Al Carlacci, the regional air pollutant control engineer for the state Department of Environmental Conservation, said he doesn’t need a meter or an air quality monitor to tell him that there’s some dirty air in the West Side near the Peace Bridge, where studies have shown high levels of asthma.
“The more cars you have the more ultrafine particles you have,” he said during a presentation Wednesday night at the Niagara Street Library hosted by the Clean Air Coalition of Western New York. “The problem is what’s enough?
“Any health person would tell you, and I am the same way, if it is bad for you, why would I want any of it? Zero is the answer.
“But to develop a standard, it’s going to take some time. We’re not there yet with a standard. The number is high by a Thruway, guaranteed. By a bridge, absolutely. You can’t argue with it. You can measure it, but we have nothing to compare it to.”
Some local scientists believe the DEC should be testing for ultrafine particles anyway and that it is trying to skirt the issue.
William L. Scheider, research assistant professor for the Department of Social and Preventive Medicine for University at Buffalo, said the day following this meeting that he will be going out to the West Side to test for ultrafine particles.
“In general, I am disturbed that such a complex situation gets distilled into generalities that have the effect of shoving the situation under the rug,” Scheider wrote in an email.
But if you think it’s bad on the West Side, go to the Bronx, Carlacci said.
“If you look at the data from the Bronx, it blows this away,” he said.
Carlacci said ultrafine particles definitely impact health. But the six-month air monitoring program the DEC started in September at two locations by the Peace Bridge plaza is not measuring for these weightless particles the size of bacteria and viruses that enter the blood stream, whereas the larger particles lodge into lung tissue.
“If the Bronx is so bad, they should be organizing there, too,” Scheider said in an email Thursday. “Our concern is the potential for an increase in Peace Bridge traffic, including trucks, and how that will impact an already bad situation on the Lower West Side and ultrafine particulates are the 800 pound gorilla in the room.”
So even though these particles are dangerous to health — potentially more so than the particles the DEC is currently measuring in the Peace Bridge program — the DEC isn’t going to test for them because it doesn’t have a regulation or standard to go by and there isn’t a federally certified device that measures these particles with consistency. And if you look at the history of creating new regulations for air quality, it will be many years — potentially decades — before an ultrafine particle standard is developed.
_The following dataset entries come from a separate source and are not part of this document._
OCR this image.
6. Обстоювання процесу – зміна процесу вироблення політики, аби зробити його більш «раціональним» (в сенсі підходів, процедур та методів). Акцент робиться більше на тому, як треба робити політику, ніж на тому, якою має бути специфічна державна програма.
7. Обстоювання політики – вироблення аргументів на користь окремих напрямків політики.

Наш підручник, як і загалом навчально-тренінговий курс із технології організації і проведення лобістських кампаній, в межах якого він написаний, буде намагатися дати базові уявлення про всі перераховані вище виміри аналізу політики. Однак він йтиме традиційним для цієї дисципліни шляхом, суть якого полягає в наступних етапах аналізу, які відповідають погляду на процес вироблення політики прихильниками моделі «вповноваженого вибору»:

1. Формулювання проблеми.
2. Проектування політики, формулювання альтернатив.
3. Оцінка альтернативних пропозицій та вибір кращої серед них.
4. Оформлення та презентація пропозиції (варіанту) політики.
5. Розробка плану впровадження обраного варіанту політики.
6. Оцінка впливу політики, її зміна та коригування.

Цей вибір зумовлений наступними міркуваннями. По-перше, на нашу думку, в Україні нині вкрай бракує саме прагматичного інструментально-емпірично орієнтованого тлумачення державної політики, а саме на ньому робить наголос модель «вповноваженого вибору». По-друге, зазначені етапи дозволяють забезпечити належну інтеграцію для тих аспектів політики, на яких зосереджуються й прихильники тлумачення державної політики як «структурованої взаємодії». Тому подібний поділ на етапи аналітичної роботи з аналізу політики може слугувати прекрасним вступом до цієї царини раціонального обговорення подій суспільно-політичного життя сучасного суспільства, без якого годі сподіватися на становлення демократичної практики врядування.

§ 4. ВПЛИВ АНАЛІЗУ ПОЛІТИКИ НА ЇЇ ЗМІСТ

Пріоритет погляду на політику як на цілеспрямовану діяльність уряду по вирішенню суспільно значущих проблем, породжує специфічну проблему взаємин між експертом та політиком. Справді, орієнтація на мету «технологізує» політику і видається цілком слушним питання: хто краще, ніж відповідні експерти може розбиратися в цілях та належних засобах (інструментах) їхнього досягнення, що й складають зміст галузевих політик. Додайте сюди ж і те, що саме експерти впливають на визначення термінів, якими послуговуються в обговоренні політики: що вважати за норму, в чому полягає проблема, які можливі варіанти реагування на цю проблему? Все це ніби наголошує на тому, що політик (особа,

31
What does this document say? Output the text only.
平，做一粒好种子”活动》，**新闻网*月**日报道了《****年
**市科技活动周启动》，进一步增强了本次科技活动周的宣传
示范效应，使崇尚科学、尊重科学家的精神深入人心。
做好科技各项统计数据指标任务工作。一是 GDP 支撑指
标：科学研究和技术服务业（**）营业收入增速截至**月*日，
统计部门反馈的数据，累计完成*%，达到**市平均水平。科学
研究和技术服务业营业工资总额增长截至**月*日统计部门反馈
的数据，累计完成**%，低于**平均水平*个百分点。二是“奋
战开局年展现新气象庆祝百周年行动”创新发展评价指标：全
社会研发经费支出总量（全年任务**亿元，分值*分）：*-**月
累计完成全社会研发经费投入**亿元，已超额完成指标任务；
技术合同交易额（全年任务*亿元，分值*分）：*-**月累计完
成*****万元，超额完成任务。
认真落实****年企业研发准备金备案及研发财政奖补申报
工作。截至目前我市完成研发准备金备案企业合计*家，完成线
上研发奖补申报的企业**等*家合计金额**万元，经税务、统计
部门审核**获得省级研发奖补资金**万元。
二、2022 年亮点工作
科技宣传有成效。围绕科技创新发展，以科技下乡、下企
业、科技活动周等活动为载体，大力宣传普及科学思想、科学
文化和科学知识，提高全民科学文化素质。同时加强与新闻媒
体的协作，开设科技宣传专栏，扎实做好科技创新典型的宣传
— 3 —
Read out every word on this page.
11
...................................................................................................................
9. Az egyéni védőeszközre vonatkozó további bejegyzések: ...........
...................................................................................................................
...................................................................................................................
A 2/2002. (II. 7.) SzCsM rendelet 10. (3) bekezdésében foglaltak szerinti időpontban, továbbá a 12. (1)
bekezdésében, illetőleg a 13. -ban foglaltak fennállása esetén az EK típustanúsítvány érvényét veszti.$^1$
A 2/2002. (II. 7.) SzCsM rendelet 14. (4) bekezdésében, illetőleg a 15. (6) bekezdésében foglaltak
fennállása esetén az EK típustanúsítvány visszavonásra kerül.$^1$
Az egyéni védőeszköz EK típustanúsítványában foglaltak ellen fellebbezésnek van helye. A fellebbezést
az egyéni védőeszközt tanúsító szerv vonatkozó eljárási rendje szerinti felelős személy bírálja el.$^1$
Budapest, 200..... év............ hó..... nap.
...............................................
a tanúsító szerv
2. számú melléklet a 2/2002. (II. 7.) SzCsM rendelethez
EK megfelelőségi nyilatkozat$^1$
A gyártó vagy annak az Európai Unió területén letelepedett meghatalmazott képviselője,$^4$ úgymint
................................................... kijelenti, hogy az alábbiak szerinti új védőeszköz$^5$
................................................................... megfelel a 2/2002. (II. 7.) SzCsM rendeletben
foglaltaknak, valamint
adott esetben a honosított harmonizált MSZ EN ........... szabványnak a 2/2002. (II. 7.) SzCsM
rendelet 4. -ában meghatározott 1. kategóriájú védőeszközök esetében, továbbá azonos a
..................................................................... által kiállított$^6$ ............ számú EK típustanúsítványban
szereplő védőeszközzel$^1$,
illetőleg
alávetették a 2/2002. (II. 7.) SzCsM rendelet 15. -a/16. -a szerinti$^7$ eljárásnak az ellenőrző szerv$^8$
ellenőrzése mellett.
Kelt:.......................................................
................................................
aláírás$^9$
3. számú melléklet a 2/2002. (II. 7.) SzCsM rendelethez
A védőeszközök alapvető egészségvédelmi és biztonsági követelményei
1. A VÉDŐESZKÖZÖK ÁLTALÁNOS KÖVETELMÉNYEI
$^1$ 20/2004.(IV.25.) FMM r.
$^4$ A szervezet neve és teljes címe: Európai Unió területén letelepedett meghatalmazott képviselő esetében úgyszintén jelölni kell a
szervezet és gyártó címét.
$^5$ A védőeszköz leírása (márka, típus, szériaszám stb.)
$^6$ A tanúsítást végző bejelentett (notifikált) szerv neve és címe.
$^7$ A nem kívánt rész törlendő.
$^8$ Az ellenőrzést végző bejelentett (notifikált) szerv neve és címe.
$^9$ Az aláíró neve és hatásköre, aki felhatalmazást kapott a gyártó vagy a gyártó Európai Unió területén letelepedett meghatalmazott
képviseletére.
In 1971, the federal standard for air quality testing was called PM 10, Carlacci said.
It wasn’t until 2006 when the EPA created standards for smaller particles, called PM 2.5. That’s a long, long time. You can view Carlacci’s powerpoint presentation here.
Carlacci said Thursday that the EPA is getting ready to certify a teledyne model for ultrafine particle testing. By January 2014, he said, the DEC will be required to place one ultrafine particle monitor in Buffalo, and it will likely be somewhere near the I-290 in the suburbs with its 130,000 daily vehicle trips — not the Peace Bridge.
Carlacci’s comments weren’t comforting to any of the approximately 15 people in the library basement who are concerned about the health impacts of the Peace Bridge plaza expansion and constructing a duty free store closer to their homes on the Episcopal Church home property on Busti Avenue. The Public Bridge Authority has not publicly released any plans about its plaza expansion into the neighborhood.
“It’s not that much,” Carlacci said.
Natasha Soto, a community organizer for Clean Air Coalition, said it is frustrating that there aren’t any federal standards for ultra fine particles, but it shouldn’t prevent the DEC from testing for them.
“Just because there isn’t a standard doesn’t mean that we shouldn’t see what people are exposed to,” she said. “Ultrafine particulates are significant and they do affect us.”